E aí acontece a profecia autorrealizável. A própria migração de riqueza financeira para a bolsa aumenta o preço das ações, dando uma falsa impressão de segurança e gerando um ciclo de quase euforia que se retroalimenta. A bolsa sobe não porque há expectativa de melhora da atividade econômica, mas porque, na falta alternativas rentáveis, aumentou a procura por ações. Apesar disso, os grandes meios de comunicação proclamam a alta da bolsa como sinal de recuperação e os gestores dos fundos recebem generosos bônus de desempenho.

Ajuste Fiscal aumenta recessão

Enquanto isso, a política de cortes de gastos do ministro Paulo Guedes sabota a economia nacional. Numa situação de recessão com alto desemprego e capacidade produtiva ociosa, apenas o Estado tem capacidade de gasto para tirar a economia da estagnação. Como a experiência internacional tem demonstrado, os países que adotam políticas de cortes de gastos e privatizações são os que têm pior recessão e mais lenta recuperação.

O programa econômico para recuperação deveria constituir novas empresas estatais em setores estratégicos e fortalecer as que já existem, instituir o emprego como um direito universal e planejar ativamente sua relação com o mercado externo (tanto o comércio quanto a conta de capitais). Porém, os mecanismos de ação estatal que deveriam estar sendo fortalecidos e ampliados estão, ao contrário, sendo desmantelados. A propósito, a continuidade da crise, mesmo com taxa de juros baixas, mostra a impossibilidade de autorregulação dos mercados e evidencia a necessidade de planejamento e direção social da economia. 
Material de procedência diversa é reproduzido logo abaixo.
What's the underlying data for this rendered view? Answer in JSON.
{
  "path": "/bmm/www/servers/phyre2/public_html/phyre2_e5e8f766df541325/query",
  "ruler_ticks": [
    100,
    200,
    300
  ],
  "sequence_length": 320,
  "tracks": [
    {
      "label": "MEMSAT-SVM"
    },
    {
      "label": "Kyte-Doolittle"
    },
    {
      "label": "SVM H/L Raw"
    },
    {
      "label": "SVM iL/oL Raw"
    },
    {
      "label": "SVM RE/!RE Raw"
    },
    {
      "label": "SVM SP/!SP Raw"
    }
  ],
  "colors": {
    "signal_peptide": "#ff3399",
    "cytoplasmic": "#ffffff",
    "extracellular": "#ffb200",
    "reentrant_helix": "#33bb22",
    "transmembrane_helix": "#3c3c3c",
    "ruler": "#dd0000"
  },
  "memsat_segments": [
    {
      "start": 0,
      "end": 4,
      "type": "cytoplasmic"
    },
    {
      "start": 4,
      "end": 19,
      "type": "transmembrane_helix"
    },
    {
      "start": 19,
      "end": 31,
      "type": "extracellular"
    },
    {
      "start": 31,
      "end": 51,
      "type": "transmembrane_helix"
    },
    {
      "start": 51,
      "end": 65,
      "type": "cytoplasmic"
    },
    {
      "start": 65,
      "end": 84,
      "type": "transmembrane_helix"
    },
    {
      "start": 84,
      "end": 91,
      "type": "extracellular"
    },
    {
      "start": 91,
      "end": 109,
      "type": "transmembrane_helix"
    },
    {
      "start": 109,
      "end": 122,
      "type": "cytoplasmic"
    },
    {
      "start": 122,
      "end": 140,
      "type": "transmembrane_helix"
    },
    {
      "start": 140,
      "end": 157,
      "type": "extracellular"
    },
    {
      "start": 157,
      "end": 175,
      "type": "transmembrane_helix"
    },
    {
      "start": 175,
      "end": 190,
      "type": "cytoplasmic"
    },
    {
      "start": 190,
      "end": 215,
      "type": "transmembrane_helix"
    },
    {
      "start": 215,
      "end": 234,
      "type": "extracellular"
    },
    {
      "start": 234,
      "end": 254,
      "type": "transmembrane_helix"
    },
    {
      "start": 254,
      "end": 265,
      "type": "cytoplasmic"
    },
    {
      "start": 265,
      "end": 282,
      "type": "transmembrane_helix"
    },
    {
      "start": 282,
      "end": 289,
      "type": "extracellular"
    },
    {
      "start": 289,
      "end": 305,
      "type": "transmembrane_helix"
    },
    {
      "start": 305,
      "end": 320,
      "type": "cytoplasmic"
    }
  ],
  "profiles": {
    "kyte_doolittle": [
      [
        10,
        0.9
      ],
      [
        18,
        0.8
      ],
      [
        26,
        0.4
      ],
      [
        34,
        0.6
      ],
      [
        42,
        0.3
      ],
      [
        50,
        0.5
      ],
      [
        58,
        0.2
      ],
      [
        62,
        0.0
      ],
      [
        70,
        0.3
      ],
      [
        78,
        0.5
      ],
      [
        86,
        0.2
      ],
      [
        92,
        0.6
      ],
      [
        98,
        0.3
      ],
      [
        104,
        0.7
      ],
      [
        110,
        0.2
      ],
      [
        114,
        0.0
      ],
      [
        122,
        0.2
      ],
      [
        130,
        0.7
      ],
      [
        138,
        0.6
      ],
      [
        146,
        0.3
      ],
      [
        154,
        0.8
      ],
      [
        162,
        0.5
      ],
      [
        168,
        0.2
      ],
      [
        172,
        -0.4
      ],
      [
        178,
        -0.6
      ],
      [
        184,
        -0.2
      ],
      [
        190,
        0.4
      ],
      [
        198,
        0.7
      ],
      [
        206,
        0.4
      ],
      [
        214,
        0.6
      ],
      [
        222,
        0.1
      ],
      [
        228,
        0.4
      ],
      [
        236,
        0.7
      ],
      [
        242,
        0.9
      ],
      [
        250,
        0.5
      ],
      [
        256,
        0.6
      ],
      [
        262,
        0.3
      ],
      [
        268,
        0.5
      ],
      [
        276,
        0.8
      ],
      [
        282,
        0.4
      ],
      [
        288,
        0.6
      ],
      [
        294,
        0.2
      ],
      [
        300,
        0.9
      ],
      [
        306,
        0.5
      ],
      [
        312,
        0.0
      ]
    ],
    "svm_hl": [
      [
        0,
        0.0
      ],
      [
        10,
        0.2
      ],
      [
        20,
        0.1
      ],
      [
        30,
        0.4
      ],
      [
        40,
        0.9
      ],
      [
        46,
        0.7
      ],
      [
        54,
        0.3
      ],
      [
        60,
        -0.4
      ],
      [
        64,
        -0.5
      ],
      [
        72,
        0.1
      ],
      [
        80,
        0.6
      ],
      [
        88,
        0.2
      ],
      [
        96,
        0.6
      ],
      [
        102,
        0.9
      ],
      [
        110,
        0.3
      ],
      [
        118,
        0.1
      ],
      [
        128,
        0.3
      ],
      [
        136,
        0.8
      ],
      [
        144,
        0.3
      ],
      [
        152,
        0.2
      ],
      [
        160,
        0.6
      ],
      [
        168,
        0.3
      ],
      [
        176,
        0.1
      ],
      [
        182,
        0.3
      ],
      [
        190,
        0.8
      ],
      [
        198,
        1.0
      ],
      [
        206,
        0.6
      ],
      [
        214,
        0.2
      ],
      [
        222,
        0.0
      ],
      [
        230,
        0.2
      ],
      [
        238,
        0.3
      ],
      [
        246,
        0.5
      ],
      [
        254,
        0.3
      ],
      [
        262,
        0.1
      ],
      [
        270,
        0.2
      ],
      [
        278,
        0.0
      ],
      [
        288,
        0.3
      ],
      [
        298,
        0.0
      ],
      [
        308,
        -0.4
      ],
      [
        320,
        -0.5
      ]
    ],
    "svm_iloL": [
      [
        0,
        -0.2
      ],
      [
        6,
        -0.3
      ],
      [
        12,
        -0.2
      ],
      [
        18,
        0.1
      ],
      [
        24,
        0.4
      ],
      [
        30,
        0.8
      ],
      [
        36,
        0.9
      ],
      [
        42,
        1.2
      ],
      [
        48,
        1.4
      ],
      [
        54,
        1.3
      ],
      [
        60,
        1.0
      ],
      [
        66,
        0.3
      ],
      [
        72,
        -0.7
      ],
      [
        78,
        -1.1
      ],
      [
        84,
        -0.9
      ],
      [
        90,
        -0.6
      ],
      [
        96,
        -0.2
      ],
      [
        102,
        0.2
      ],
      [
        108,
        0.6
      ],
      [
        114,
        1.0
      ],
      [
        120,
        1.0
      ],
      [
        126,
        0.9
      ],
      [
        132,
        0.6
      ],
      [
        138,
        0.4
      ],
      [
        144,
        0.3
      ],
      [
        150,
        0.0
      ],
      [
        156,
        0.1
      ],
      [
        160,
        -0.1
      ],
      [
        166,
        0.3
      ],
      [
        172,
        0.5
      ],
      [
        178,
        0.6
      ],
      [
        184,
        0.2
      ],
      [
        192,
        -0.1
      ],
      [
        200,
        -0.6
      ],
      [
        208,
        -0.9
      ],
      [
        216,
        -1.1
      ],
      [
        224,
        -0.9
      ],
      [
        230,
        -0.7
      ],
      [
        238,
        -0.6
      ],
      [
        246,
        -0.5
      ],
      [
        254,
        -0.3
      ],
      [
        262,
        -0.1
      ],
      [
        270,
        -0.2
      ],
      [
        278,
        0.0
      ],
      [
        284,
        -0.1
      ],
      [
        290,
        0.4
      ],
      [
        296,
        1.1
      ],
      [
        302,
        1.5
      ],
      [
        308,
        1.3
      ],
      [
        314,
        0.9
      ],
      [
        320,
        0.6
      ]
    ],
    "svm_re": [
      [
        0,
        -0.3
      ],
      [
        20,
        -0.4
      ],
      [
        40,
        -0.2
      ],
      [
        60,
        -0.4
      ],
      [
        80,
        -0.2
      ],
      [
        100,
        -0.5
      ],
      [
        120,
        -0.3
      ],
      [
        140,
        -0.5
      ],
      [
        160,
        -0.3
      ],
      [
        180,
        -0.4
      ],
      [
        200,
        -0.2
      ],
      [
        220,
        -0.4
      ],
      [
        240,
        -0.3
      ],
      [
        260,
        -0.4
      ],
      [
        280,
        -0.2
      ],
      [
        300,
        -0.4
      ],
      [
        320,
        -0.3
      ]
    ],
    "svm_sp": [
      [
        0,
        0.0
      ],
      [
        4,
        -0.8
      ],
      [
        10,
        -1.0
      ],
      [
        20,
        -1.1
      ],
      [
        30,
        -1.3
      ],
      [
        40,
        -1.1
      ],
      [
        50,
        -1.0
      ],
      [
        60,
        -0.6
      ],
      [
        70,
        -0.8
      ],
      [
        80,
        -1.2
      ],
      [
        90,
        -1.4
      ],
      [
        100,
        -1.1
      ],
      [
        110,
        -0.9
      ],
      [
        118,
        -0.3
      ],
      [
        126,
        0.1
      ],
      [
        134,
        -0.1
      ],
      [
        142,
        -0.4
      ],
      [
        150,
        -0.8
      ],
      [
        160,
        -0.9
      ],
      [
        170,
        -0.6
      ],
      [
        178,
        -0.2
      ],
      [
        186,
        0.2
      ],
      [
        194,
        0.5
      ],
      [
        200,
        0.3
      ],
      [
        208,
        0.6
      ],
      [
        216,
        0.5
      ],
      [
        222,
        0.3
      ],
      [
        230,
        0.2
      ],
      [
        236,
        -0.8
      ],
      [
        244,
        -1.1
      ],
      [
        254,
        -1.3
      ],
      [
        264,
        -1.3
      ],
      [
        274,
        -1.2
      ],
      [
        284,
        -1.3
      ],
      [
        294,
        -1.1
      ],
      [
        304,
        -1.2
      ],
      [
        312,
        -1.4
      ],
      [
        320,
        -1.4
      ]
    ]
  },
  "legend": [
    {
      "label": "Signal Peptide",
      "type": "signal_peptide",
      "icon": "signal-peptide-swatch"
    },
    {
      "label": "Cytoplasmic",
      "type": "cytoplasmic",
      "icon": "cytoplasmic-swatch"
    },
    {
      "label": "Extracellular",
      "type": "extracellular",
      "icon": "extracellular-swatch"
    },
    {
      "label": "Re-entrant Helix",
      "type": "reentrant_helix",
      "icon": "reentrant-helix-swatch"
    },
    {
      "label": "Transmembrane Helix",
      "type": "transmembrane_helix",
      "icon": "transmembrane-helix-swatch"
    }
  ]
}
A migração de capital para a Bolsa torna o país ainda mais refém e vulnerável ao jogo político do capital financeiro. Como a valorização acionária é desprovida de base real, avaliações de “especialistas” e notas (ratings) das agências de classificação de risco tornam-se decisivas. Esse poder é utilizado tanto no jogo diário de manipulação das cotações, quanto para interditar o debate sobre a política econômica. O poder de veto torna-se particularmente explícito nos anos eleitorais, quando a bolsa oscila ao sabor das pesquisas de intenção de voto, claramente “punindo” a sociedade sempre que um candidato de esquerda aumenta suas chances de vitória.

A dinâmica de valorização impõe também a exigência permanente de uma “meta”, frequentemente uma reforma econômica, sobre a qual os agentes do mercado possam especular. Quanto mais subirem os índices da bolsa, mais o governo precisa prometer a próxima “reforma” para alimentar falsas promessas e manter o delicado equilíbrio sobre o qual se sustenta o mercado. Foi assim que se fizeram as reformas trabalhista e previdenciária, se aprovou o teto dos gastos, etc. Cada um desses ataques à economia nacional e aos trabalhadores veio precedido e acompanhado de intensa especulação da Bolsa.

Finalmente, o governo avança com a proposta de permitir a existência de contas em dólares no Brasil. Essa medida, que reduzirá drasticamente a capacidade de administração da moeda nacional, facilitará também a saída para o último refúgio do capital quando a crise atingir a bolsa: a fuga para o dólar, deixando para trás uma economia devastada.

Portanto, a bolha financeira que vai se formando na bolsa de valores não é sinal de recuperação. É, ao contrário, a preparação para a próxima crise. Uma crise que a política de Bolsonaro e Guedes não apenas alimenta como também reduz os mecanismos para enfrentá-la.